The release of the new Adrenalin 21.6.1 drivers is leaving a path of corpses in the most silent way possible: not supporting more GPUs as it was done until now. And is that the launch of FSR has made AMD move to “legacy support” a number of GPUs and APUs with its iGPUs really impressive.
AMD wipes out 25 series of GPUs and APUs: from the Fury / R300
As if it were not the thing with them and in a totally silent way, AMD has put aside no less than 25 complete product series and therefore, the Radeon Adrenalin Software 21.5.2 will be their last available drivers. Therefore, the question you will have right now is if your GPU or APU is on the list, so let’s get to know it because it has a lot of crumb:
In case it is not clear, AMD erases at a stroke the support for the A, Athlon, Sempron, FX and E series of APUs both desktop and laptop as well as their respective Radeon R2, R3, R4, R5, R6, R7, To which we must add the Radeon R9 Fury and Nano, the complete series of 300, 200, M400 and M300 graphics cards and also the HD 8000 and HD 7000 series.
Therefore, and counting, we are talking about GPUs that debuted in 2011 and are now 10 years old, but we must also bear in mind that the R9 Fury and Nano were launched in 2015, only 6 years ago.
A dangerous precedent: reduced expiration of GPU support?
This sets a really new precedent, and it is nothing more than reducing the support of a graphics card to just 6 years for the first time in the history of GPUs. The Polaris architecture will therefore be the one that marks the line of support within the 400 series, which like the NVIDIA 900 series are the ones that now have the water around their necks, however surprising it may seem.
The difference between NVIDIA and AMD is one of time, since the former reported almost 3 months in advance of their next move, so many users were able to sell their GPUs and buy a second-hand or even new one if they were lucky enough to keep said. Updated driver support for future titles.

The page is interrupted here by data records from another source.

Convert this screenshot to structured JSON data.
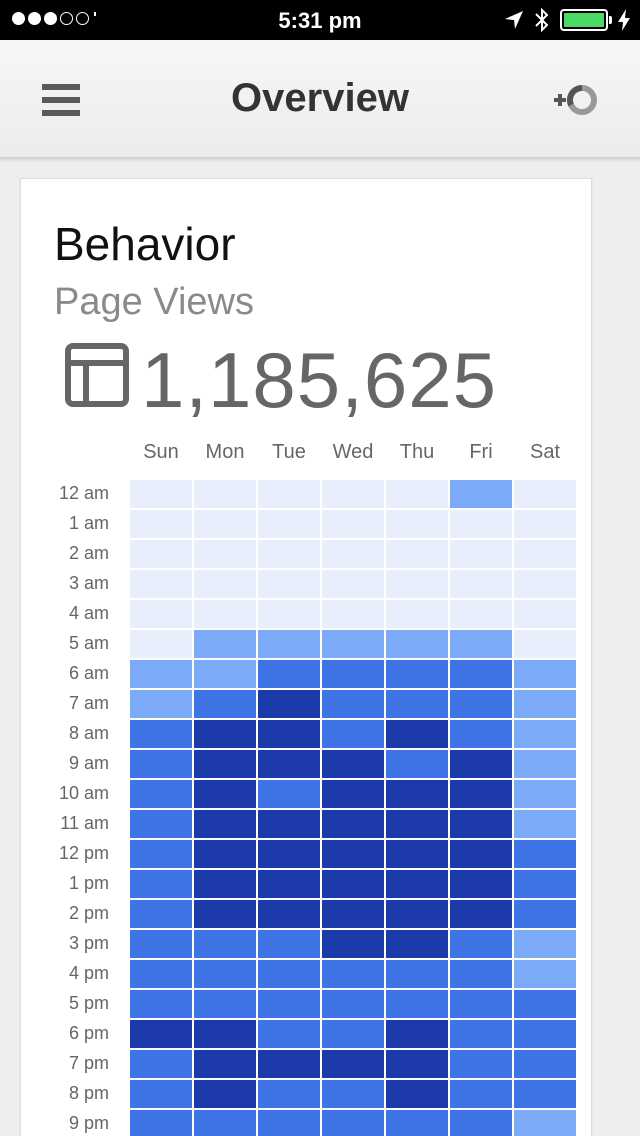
{
  "status_bar": {
    "time": "5:31 pm",
    "signal_filled": 3,
    "signal_total": 5
  },
  "app_bar": {
    "title": "Overview",
    "menu_icon": "hamburger-menu-icon",
    "add_segment_icon": "add-segment-icon"
  },
  "card": {
    "title": "Behavior",
    "metric_name": "Page Views",
    "metric_value": "1,185,625",
    "metric_icon": "table-view-icon"
  },
  "colors": {
    "level_0": "#e8eefc",
    "level_1": "#7baaf7",
    "level_2": "#4285f4",
    "level_3": "#3f74e6",
    "level_4": "#1c3aa9",
    "battery": "#4cd964"
  },
  "heatmap": {
    "days": [
      "Sun",
      "Mon",
      "Tue",
      "Wed",
      "Thu",
      "Fri",
      "Sat"
    ],
    "hours": [
      "12 am",
      "1 am",
      "2 am",
      "3 am",
      "4 am",
      "5 am",
      "6 am",
      "7 am",
      "8 am",
      "9 am",
      "10 am",
      "11 am",
      "12 pm",
      "1 pm",
      "2 pm",
      "3 pm",
      "4 pm",
      "5 pm",
      "6 pm",
      "7 pm",
      "8 pm",
      "9 pm"
    ],
    "levels": [
      [
        0,
        0,
        0,
        0,
        0,
        1,
        0
      ],
      [
        0,
        0,
        0,
        0,
        0,
        0,
        0
      ],
      [
        0,
        0,
        0,
        0,
        0,
        0,
        0
      ],
      [
        0,
        0,
        0,
        0,
        0,
        0,
        0
      ],
      [
        0,
        0,
        0,
        0,
        0,
        0,
        0
      ],
      [
        0,
        1,
        1,
        1,
        1,
        1,
        0
      ],
      [
        1,
        1,
        3,
        3,
        3,
        3,
        1
      ],
      [
        1,
        3,
        4,
        3,
        3,
        3,
        1
      ],
      [
        3,
        4,
        4,
        3,
        4,
        3,
        1
      ],
      [
        3,
        4,
        4,
        4,
        3,
        4,
        1
      ],
      [
        3,
        4,
        3,
        4,
        4,
        4,
        1
      ],
      [
        3,
        4,
        4,
        4,
        4,
        4,
        1
      ],
      [
        3,
        4,
        4,
        4,
        4,
        4,
        3
      ],
      [
        3,
        4,
        4,
        4,
        4,
        4,
        3
      ],
      [
        3,
        4,
        4,
        4,
        4,
        4,
        3
      ],
      [
        3,
        3,
        3,
        4,
        4,
        3,
        1
      ],
      [
        3,
        3,
        3,
        3,
        3,
        3,
        1
      ],
      [
        3,
        3,
        3,
        3,
        3,
        3,
        3
      ],
      [
        4,
        4,
        3,
        3,
        4,
        3,
        3
      ],
      [
        3,
        4,
        4,
        4,
        4,
        3,
        3
      ],
      [
        3,
        4,
        3,
        3,
        4,
        3,
        3
      ],
      [
        3,
        3,
        3,
        3,
        3,
        3,
        1
      ]
    ]
  }
}
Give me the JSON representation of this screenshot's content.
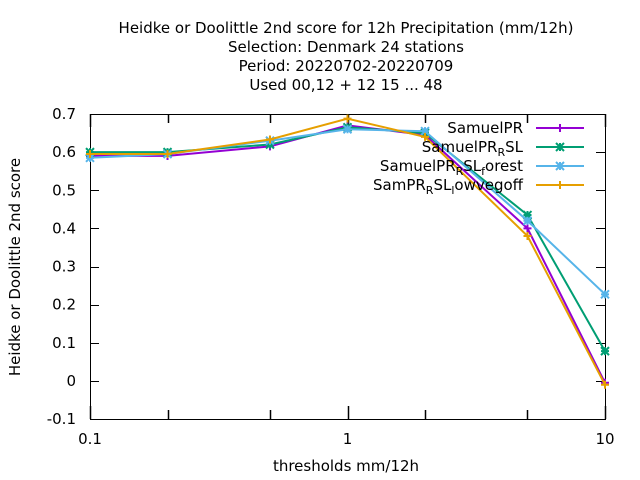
{
  "chart_data": {
    "type": "line",
    "title_lines": [
      "Heidke or Doolittle 2nd score  for 12h Precipitation (mm/12h)",
      "Selection: Denmark     24 stations",
      "Period: 20220702-20220709",
      "Used  00,12  + 12 15 ... 48"
    ],
    "xlabel": "thresholds mm/12h",
    "ylabel": "Heidke or Doolittle 2nd score",
    "xscale": "log",
    "xlim": [
      0.1,
      10
    ],
    "ylim": [
      -0.1,
      0.7
    ],
    "xtick_labels": [
      "0.1",
      "1",
      "10"
    ],
    "ytick_labels": [
      "-0.1",
      "0",
      "0.1",
      "0.2",
      "0.3",
      "0.4",
      "0.5",
      "0.6",
      "0.7"
    ],
    "legend_position": "top-right",
    "x": [
      0.1,
      0.2,
      0.5,
      1,
      2,
      5,
      10
    ],
    "series": [
      {
        "name": "SamuelPR",
        "legend_base": "SamuelPR",
        "legend_sub": "",
        "legend_rest": "",
        "legend_sub2": "",
        "legend_rest2": "",
        "color": "#9400d3",
        "marker": "plus",
        "values": [
          0.59,
          0.59,
          0.615,
          0.67,
          0.645,
          0.4,
          -0.005
        ]
      },
      {
        "name": "SamuelPR_RSL",
        "legend_base": "SamuelPR",
        "legend_sub": "R",
        "legend_rest": "SL",
        "legend_sub2": "",
        "legend_rest2": "",
        "color": "#009e73",
        "marker": "star",
        "values": [
          0.6,
          0.6,
          0.62,
          0.665,
          0.65,
          0.435,
          0.078
        ]
      },
      {
        "name": "SamuelPR_RSL_forest",
        "legend_base": "SamuelPR",
        "legend_sub": "R",
        "legend_rest": "SL",
        "legend_sub2": "f",
        "legend_rest2": "orest",
        "color": "#56b4e9",
        "marker": "star",
        "values": [
          0.585,
          0.595,
          0.63,
          0.66,
          0.655,
          0.42,
          0.227
        ]
      },
      {
        "name": "SamPR_RSL_lowvegoff",
        "legend_base": "SamPR",
        "legend_sub": "R",
        "legend_rest": "SL",
        "legend_sub2": "l",
        "legend_rest2": "owvegoff",
        "color": "#e69f00",
        "marker": "plus",
        "values": [
          0.595,
          0.595,
          0.633,
          0.688,
          0.64,
          0.38,
          -0.01
        ]
      }
    ]
  }
}
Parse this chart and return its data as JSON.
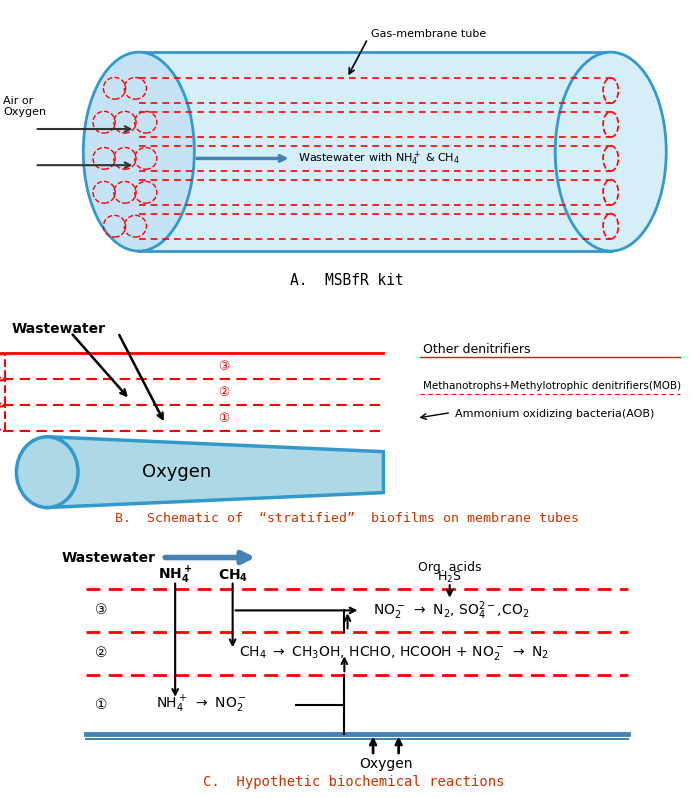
{
  "fig_width": 6.94,
  "fig_height": 7.98,
  "blue": "#3399CC",
  "red": "#FF0000",
  "light_blue_fill": "#D6EEF8",
  "title_A": "A.  MSBfR kit",
  "title_B": "B.  Schematic of  “stratified”  biofilms on membrane tubes",
  "title_C": "C.  Hypothetic biochemical reactions"
}
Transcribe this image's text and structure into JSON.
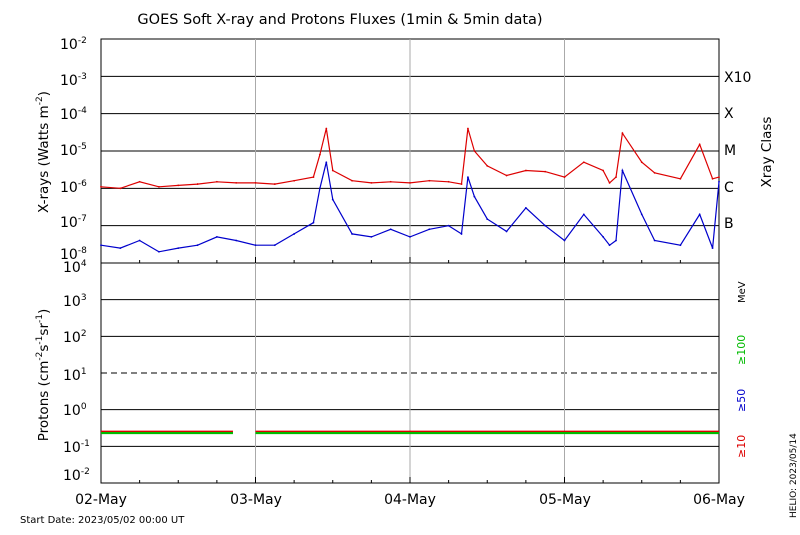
{
  "chart_data": [
    {
      "type": "line",
      "title": "GOES Soft X-ray and Protons Fluxes   (1min & 5min data)",
      "ylabel": "X-rays (Watts m",
      "ylabel_exp": "-2",
      "ylabel_close": ")",
      "yscale": "log",
      "ylim": [
        1e-08,
        0.01
      ],
      "ytick_exponents": [
        "-2",
        "-3",
        "-4",
        "-5",
        "-6",
        "-7",
        "-8"
      ],
      "xlim": [
        "2023-05-02 00:00",
        "2023-05-06 00:00"
      ],
      "xray_class_label": "Xray Class",
      "xray_classes": [
        {
          "label": "X10",
          "flux": 0.001
        },
        {
          "label": "X",
          "flux": 0.0001
        },
        {
          "label": "M",
          "flux": 1e-05
        },
        {
          "label": "C",
          "flux": 1e-06
        },
        {
          "label": "B",
          "flux": 1e-07
        }
      ],
      "colors": {
        "long": "#dd0000",
        "short": "#0000cc",
        "grid": "#000000",
        "day": "#aaaaaa"
      },
      "series": [
        {
          "x": [
            "05/02 00:00",
            "05/02 03:00",
            "05/02 06:00",
            "05/02 09:00",
            "05/02 12:00",
            "05/02 15:00",
            "05/02 18:00",
            "05/02 21:00",
            "05/03 00:00",
            "05/03 03:00",
            "05/03 06:00",
            "05/03 09:00",
            "05/03 10:00",
            "05/03 11:00",
            "05/03 12:00",
            "05/03 15:00",
            "05/03 18:00",
            "05/03 21:00",
            "05/04 00:00",
            "05/04 03:00",
            "05/04 06:00",
            "05/04 08:00",
            "05/04 09:00",
            "05/04 10:00",
            "05/04 12:00",
            "05/04 15:00",
            "05/04 18:00",
            "05/04 21:00",
            "05/05 00:00",
            "05/05 03:00",
            "05/05 06:00",
            "05/05 07:00",
            "05/05 08:00",
            "05/05 09:00",
            "05/05 12:00",
            "05/05 14:00",
            "05/05 18:00",
            "05/05 21:00",
            "05/05 23:00",
            "05/06 00:00"
          ],
          "values": [
            1.1e-06,
            1e-06,
            1.5e-06,
            1.1e-06,
            1.2e-06,
            1.3e-06,
            1.5e-06,
            1.4e-06,
            1.4e-06,
            1.3e-06,
            1.6e-06,
            2e-06,
            8e-06,
            4e-05,
            3e-06,
            1.6e-06,
            1.4e-06,
            1.5e-06,
            1.4e-06,
            1.6e-06,
            1.5e-06,
            1.3e-06,
            4e-05,
            1e-05,
            4e-06,
            2.2e-06,
            3e-06,
            2.8e-06,
            2e-06,
            5e-06,
            3e-06,
            1.4e-06,
            2e-06,
            3e-05,
            5e-06,
            2.6e-06,
            1.8e-06,
            1.5e-05,
            1.8e-06,
            2e-06
          ]
        },
        {
          "x": [
            "05/02 00:00",
            "05/02 03:00",
            "05/02 06:00",
            "05/02 09:00",
            "05/02 12:00",
            "05/02 15:00",
            "05/02 18:00",
            "05/02 21:00",
            "05/03 00:00",
            "05/03 03:00",
            "05/03 06:00",
            "05/03 09:00",
            "05/03 10:00",
            "05/03 11:00",
            "05/03 12:00",
            "05/03 15:00",
            "05/03 18:00",
            "05/03 21:00",
            "05/04 00:00",
            "05/04 03:00",
            "05/04 06:00",
            "05/04 08:00",
            "05/04 09:00",
            "05/04 10:00",
            "05/04 12:00",
            "05/04 15:00",
            "05/04 18:00",
            "05/04 21:00",
            "05/05 00:00",
            "05/05 03:00",
            "05/05 06:00",
            "05/05 07:00",
            "05/05 08:00",
            "05/05 09:00",
            "05/05 12:00",
            "05/05 14:00",
            "05/05 18:00",
            "05/05 21:00",
            "05/05 23:00",
            "05/06 00:00"
          ],
          "values": [
            3e-08,
            2.5e-08,
            4e-08,
            2e-08,
            2.5e-08,
            3e-08,
            5e-08,
            4e-08,
            3e-08,
            3e-08,
            6e-08,
            1.2e-07,
            1e-06,
            5e-06,
            5e-07,
            6e-08,
            5e-08,
            8e-08,
            5e-08,
            8e-08,
            1e-07,
            6e-08,
            2e-06,
            6e-07,
            1.5e-07,
            7e-08,
            3e-07,
            1e-07,
            4e-08,
            2e-07,
            5e-08,
            3e-08,
            4e-08,
            3e-06,
            2e-07,
            4e-08,
            3e-08,
            2e-07,
            2.5e-08,
            1.5e-06
          ]
        }
      ]
    },
    {
      "type": "line",
      "ylabel": "Protons (cm",
      "ylabel_exp1": "-2",
      "ylabel_s": "s",
      "ylabel_exp2": "-1",
      "ylabel_sr": "sr",
      "ylabel_exp3": "-1",
      "ylabel_close": ")",
      "yscale": "log",
      "ylim": [
        0.01,
        10000.0
      ],
      "ytick_exponents": [
        "4",
        "3",
        "2",
        "1",
        "0",
        "-1",
        "-2"
      ],
      "units_label": "MeV",
      "channel_labels": [
        {
          "label": "≥100",
          "color": "#00bb00"
        },
        {
          "label": "≥50",
          "color": "#0000cc"
        },
        {
          "label": "≥10",
          "color": "#dd0000"
        }
      ],
      "threshold": 10,
      "series": [
        {
          "x_range": [
            "05/02 00:00",
            "05/02 20:30"
          ],
          "level": 0.25,
          "color": "#dd0000"
        },
        {
          "x_range": [
            "05/02 00:00",
            "05/02 20:30"
          ],
          "level": 0.23,
          "color": "#00bb00"
        },
        {
          "x_range": [
            "05/03 00:00",
            "05/06 00:00"
          ],
          "level": 0.25,
          "color": "#dd0000"
        },
        {
          "x_range": [
            "05/03 00:00",
            "05/06 00:00"
          ],
          "level": 0.23,
          "color": "#00bb00"
        }
      ]
    }
  ],
  "xaxis": {
    "tick_labels": [
      "02-May",
      "03-May",
      "04-May",
      "05-May",
      "06-May"
    ]
  },
  "footer": {
    "start_date": "Start Date: 2023/05/02 00:00 UT",
    "credit": "HELIO: 2023/05/14"
  }
}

Likewise, AMD has not offered any reason to put aside these cards with architectures as “new” as GCN 3.0, but in exchange for slipping another detail that will piss off so many other users: no more support for Windows 7 64-bit anywhere Company GPU. Therefore, if we want to install new versions of AMD drivers we will have to make the leap at least to Windows 8, so rather many would go directly to Windows 10, although it has little time to live.